Sidewalks of New York

One of those days when the moon is perfectly visible in an empty blue sky. It’s unseasonably warm for February in New York. Riding the train along the Harlem River, I finished the last pages of Seeing Is Forgetting the Name of the Thing One Sees, a stunning book dedicated to the artist Robert Irwin’s singleminded quest to understand awareness and presence. Of attending to the world. Asked in 2008 if technology will enhance our sense of perception, he responded: “The point is to get people to peel those visors off their faces, to remove the goggles, to abandon the screens. Those whose very purpose is to screen the world out. Who cares about virtuality when there’s all this reality—this incredible, inexhaustible, insatiable, astonishing reality—present all around!”

His enthusiasm is infectious. Walking down street tonight, I find myself paying closer attention to shadow and light, reminding myself that yes, this is plenty. This is more than enough.
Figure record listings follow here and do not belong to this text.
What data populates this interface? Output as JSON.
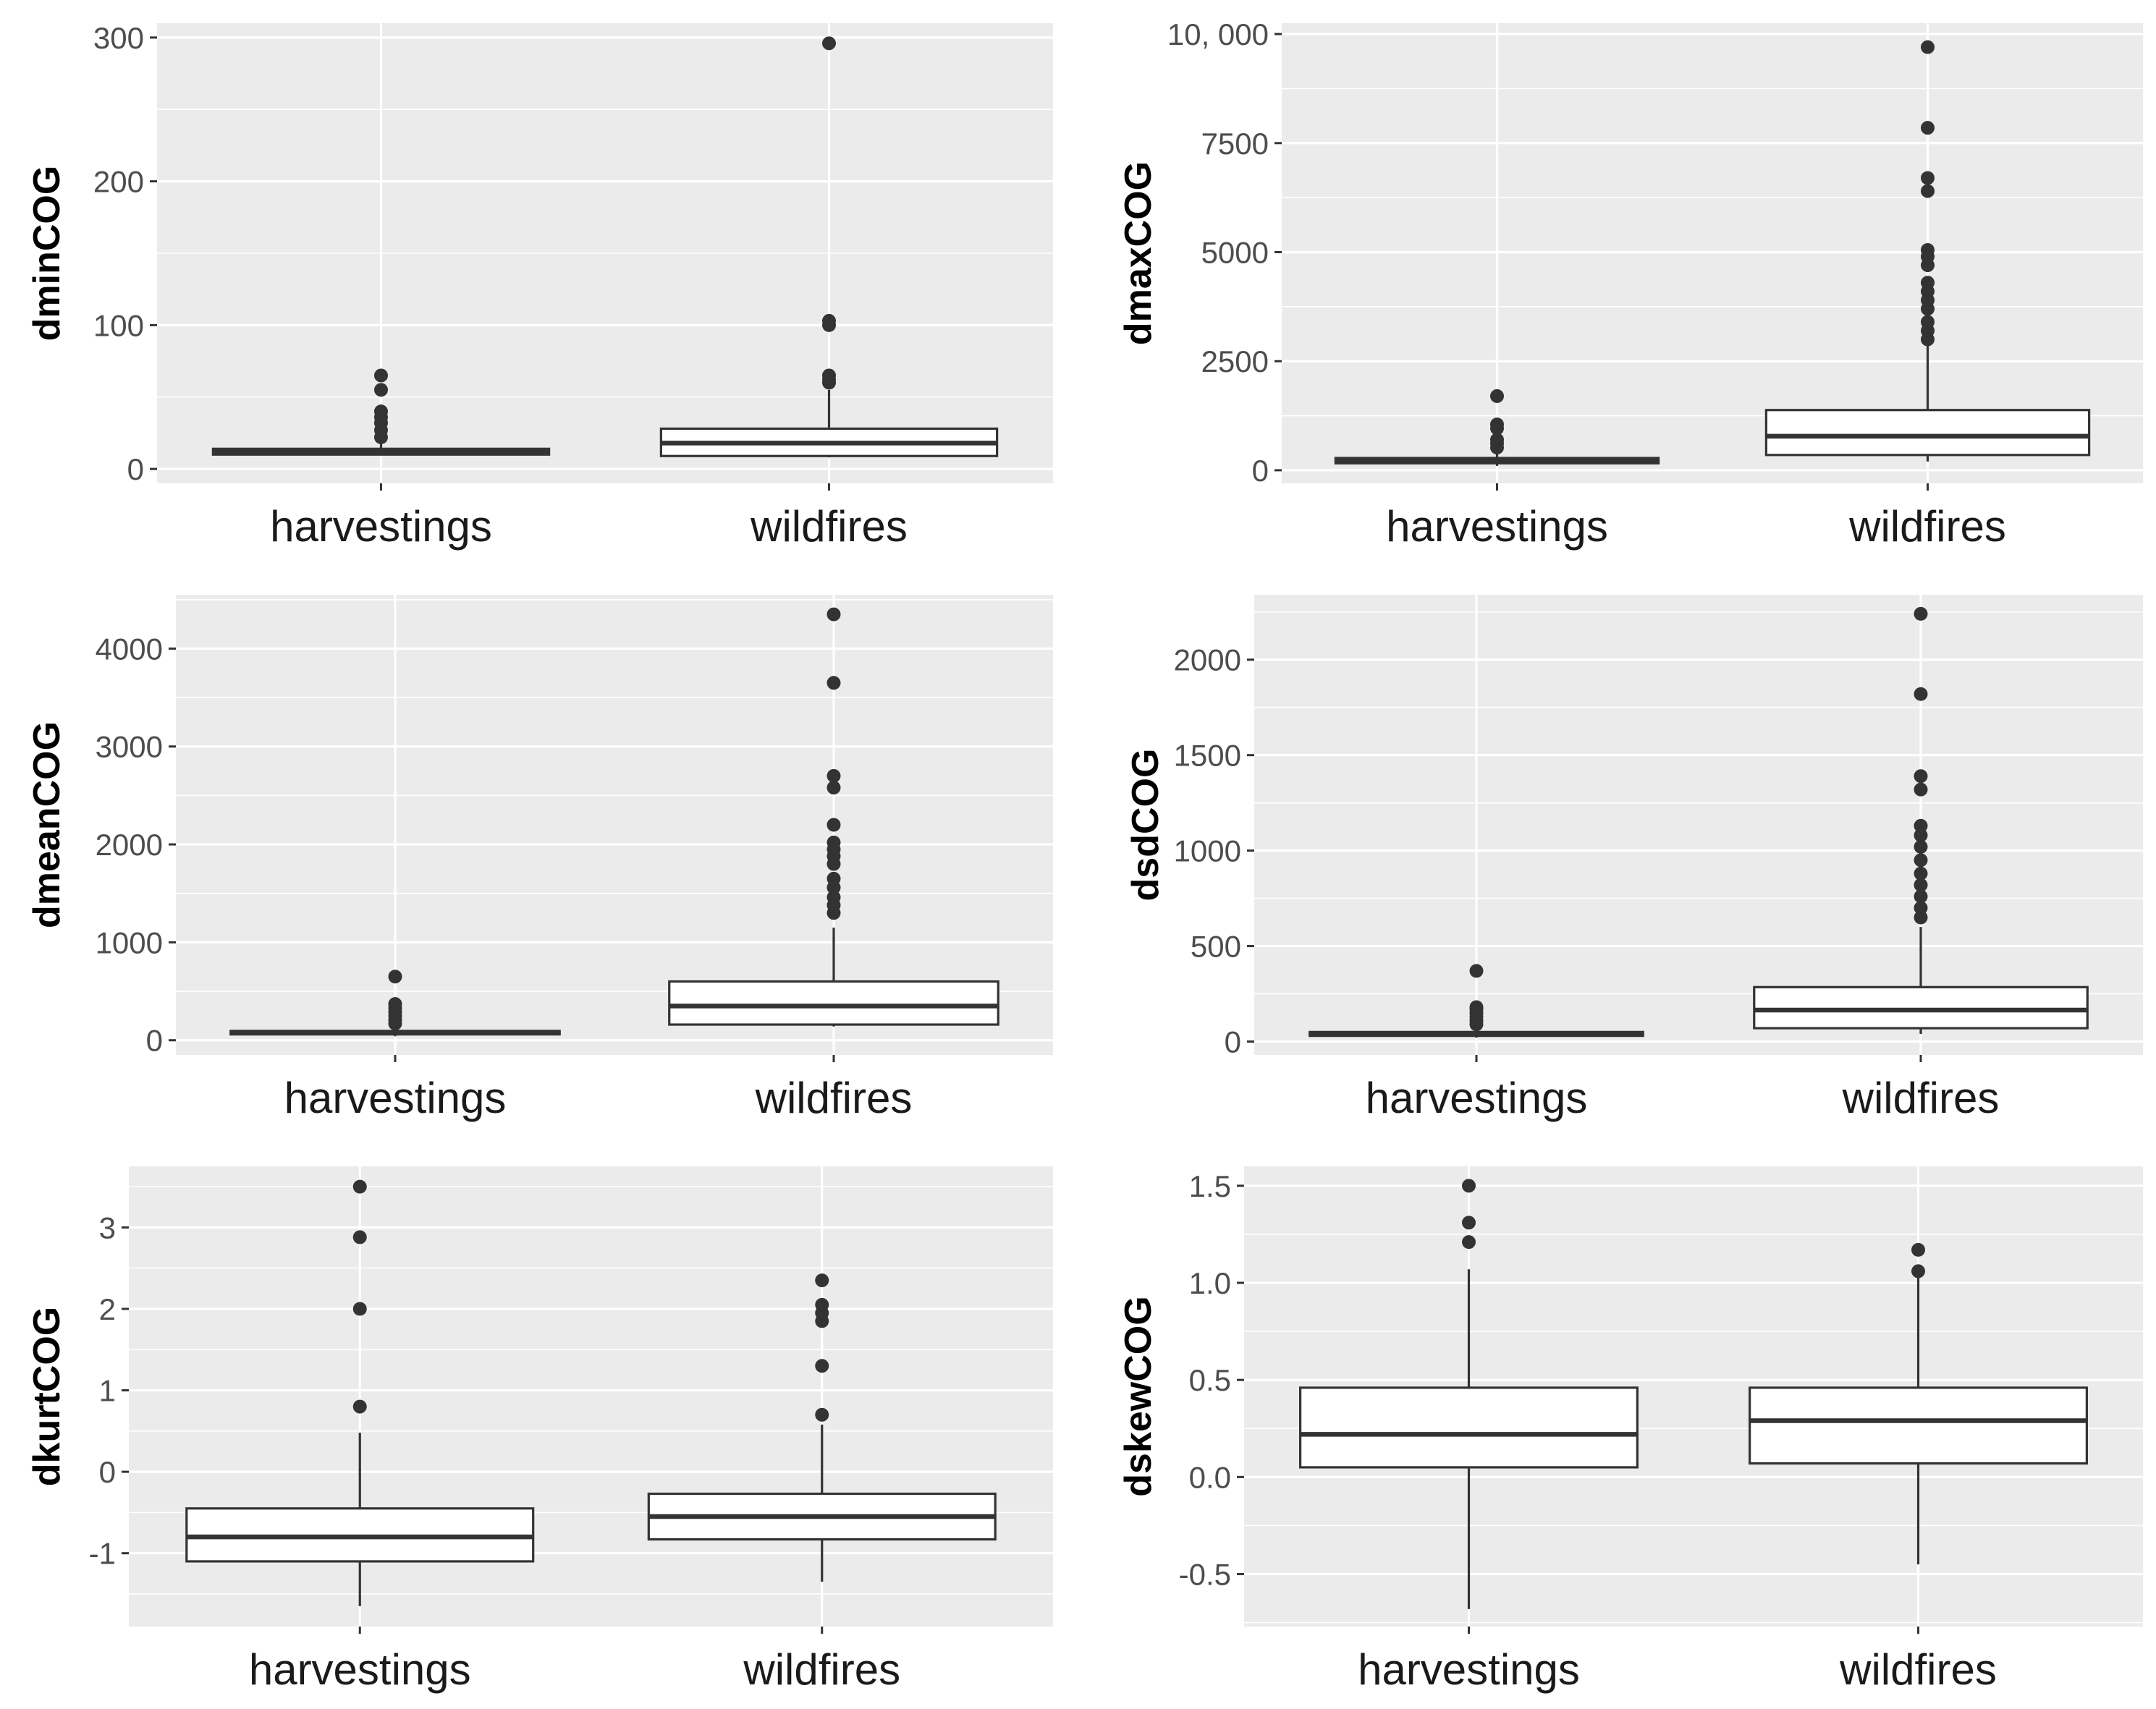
{
  "colors": {
    "panel_background": "#ebebeb",
    "grid_major": "#ffffff",
    "box_fill": "#ffffff",
    "box_stroke": "#333333",
    "outlier": "#333333"
  },
  "chart_data": [
    {
      "type": "boxplot",
      "ylabel": "dminCOG",
      "categories": [
        "harvestings",
        "wildfires"
      ],
      "yticks": [
        0,
        100,
        200,
        300
      ],
      "ytick_labels": [
        "0",
        "100",
        "200",
        "300"
      ],
      "ylim": [
        -10,
        310
      ],
      "grid": true,
      "boxes": [
        {
          "category": "harvestings",
          "min": 10,
          "q1": 10,
          "median": 12,
          "q3": 14,
          "max": 18,
          "outliers": [
            22,
            27,
            32,
            36,
            40,
            55,
            65
          ]
        },
        {
          "category": "wildfires",
          "min": 8,
          "q1": 9,
          "median": 18,
          "q3": 28,
          "max": 55,
          "outliers": [
            60,
            62,
            65,
            100,
            103,
            296
          ]
        }
      ]
    },
    {
      "type": "boxplot",
      "ylabel": "dmaxCOG",
      "categories": [
        "harvestings",
        "wildfires"
      ],
      "yticks": [
        0,
        2500,
        5000,
        7500,
        10000
      ],
      "ytick_labels": [
        "0",
        "2500",
        "5000",
        "7500",
        "10, 000"
      ],
      "ylim": [
        -300,
        10250
      ],
      "grid": true,
      "boxes": [
        {
          "category": "harvestings",
          "min": 100,
          "q1": 160,
          "median": 220,
          "q3": 280,
          "max": 430,
          "outliers": [
            520,
            620,
            700,
            960,
            1050,
            1700
          ]
        },
        {
          "category": "wildfires",
          "min": 200,
          "q1": 350,
          "median": 780,
          "q3": 1380,
          "max": 2900,
          "outliers": [
            3000,
            3200,
            3400,
            3700,
            3900,
            4100,
            4300,
            4700,
            4900,
            5050,
            6400,
            6700,
            7850,
            9700
          ]
        }
      ]
    },
    {
      "type": "boxplot",
      "ylabel": "dmeanCOG",
      "categories": [
        "harvestings",
        "wildfires"
      ],
      "yticks": [
        0,
        1000,
        2000,
        3000,
        4000
      ],
      "ytick_labels": [
        "0",
        "1000",
        "2000",
        "3000",
        "4000"
      ],
      "ylim": [
        -150,
        4550
      ],
      "grid": true,
      "boxes": [
        {
          "category": "harvestings",
          "min": 40,
          "q1": 60,
          "median": 75,
          "q3": 95,
          "max": 140,
          "outliers": [
            170,
            210,
            250,
            290,
            330,
            370,
            650
          ]
        },
        {
          "category": "wildfires",
          "min": 140,
          "q1": 160,
          "median": 350,
          "q3": 600,
          "max": 1150,
          "outliers": [
            1300,
            1380,
            1460,
            1560,
            1650,
            1800,
            1880,
            1950,
            2020,
            2200,
            2580,
            2700,
            3650,
            4350
          ]
        }
      ]
    },
    {
      "type": "boxplot",
      "ylabel": "dsdCOG",
      "categories": [
        "harvestings",
        "wildfires"
      ],
      "yticks": [
        0,
        500,
        1000,
        1500,
        2000
      ],
      "ytick_labels": [
        "0",
        "500",
        "1000",
        "1500",
        "2000"
      ],
      "ylim": [
        -70,
        2340
      ],
      "grid": true,
      "boxes": [
        {
          "category": "harvestings",
          "min": 20,
          "q1": 30,
          "median": 40,
          "q3": 50,
          "max": 70,
          "outliers": [
            90,
            110,
            130,
            150,
            170,
            180,
            370
          ]
        },
        {
          "category": "wildfires",
          "min": 40,
          "q1": 70,
          "median": 165,
          "q3": 285,
          "max": 600,
          "outliers": [
            650,
            700,
            760,
            820,
            880,
            950,
            1020,
            1080,
            1130,
            1320,
            1390,
            1820,
            2240
          ]
        }
      ]
    },
    {
      "type": "boxplot",
      "ylabel": "dkurtCOG",
      "categories": [
        "harvestings",
        "wildfires"
      ],
      "yticks": [
        -1,
        0,
        1,
        2,
        3
      ],
      "ytick_labels": [
        "-1",
        "0",
        "1",
        "2",
        "3"
      ],
      "ylim": [
        -1.9,
        3.75
      ],
      "grid": true,
      "boxes": [
        {
          "category": "harvestings",
          "min": -1.65,
          "q1": -1.1,
          "median": -0.8,
          "q3": -0.45,
          "max": 0.48,
          "outliers": [
            0.8,
            2.0,
            2.88,
            3.5
          ]
        },
        {
          "category": "wildfires",
          "min": -1.35,
          "q1": -0.83,
          "median": -0.55,
          "q3": -0.27,
          "max": 0.58,
          "outliers": [
            0.7,
            1.3,
            1.85,
            1.95,
            2.05,
            2.35
          ]
        }
      ]
    },
    {
      "type": "boxplot",
      "ylabel": "dskewCOG",
      "categories": [
        "harvestings",
        "wildfires"
      ],
      "yticks": [
        -0.5,
        0.0,
        0.5,
        1.0,
        1.5
      ],
      "ytick_labels": [
        "-0.5",
        "0.0",
        "0.5",
        "1.0",
        "1.5"
      ],
      "ylim": [
        -0.77,
        1.6
      ],
      "grid": true,
      "boxes": [
        {
          "category": "harvestings",
          "min": -0.68,
          "q1": 0.05,
          "median": 0.22,
          "q3": 0.46,
          "max": 1.07,
          "outliers": [
            1.21,
            1.31,
            1.5
          ]
        },
        {
          "category": "wildfires",
          "min": -0.45,
          "q1": 0.07,
          "median": 0.29,
          "q3": 0.46,
          "max": 1.03,
          "outliers": [
            1.06,
            1.17
          ]
        }
      ]
    }
  ]
}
Meanwhile in Iowa, the first caucus is underway for the 2020 election. Citizens clump together in the corners of gymnasiums and cafeterias, waving signs for their favorite candidate while reporters explain the byzantine logic for assigning delegates. It’s a portrait of American democracy: needlessly complicated spectacle, even in a recreation center in Des Moines. The television babbles through the night about “the viability threshold” and “the realignment procedure” like some kind of bad science fiction.

Each night in 2020, I wrote a short post for a series called Notes From the End of a World because I wanted to etch these days into my memory. Before the world changed completely.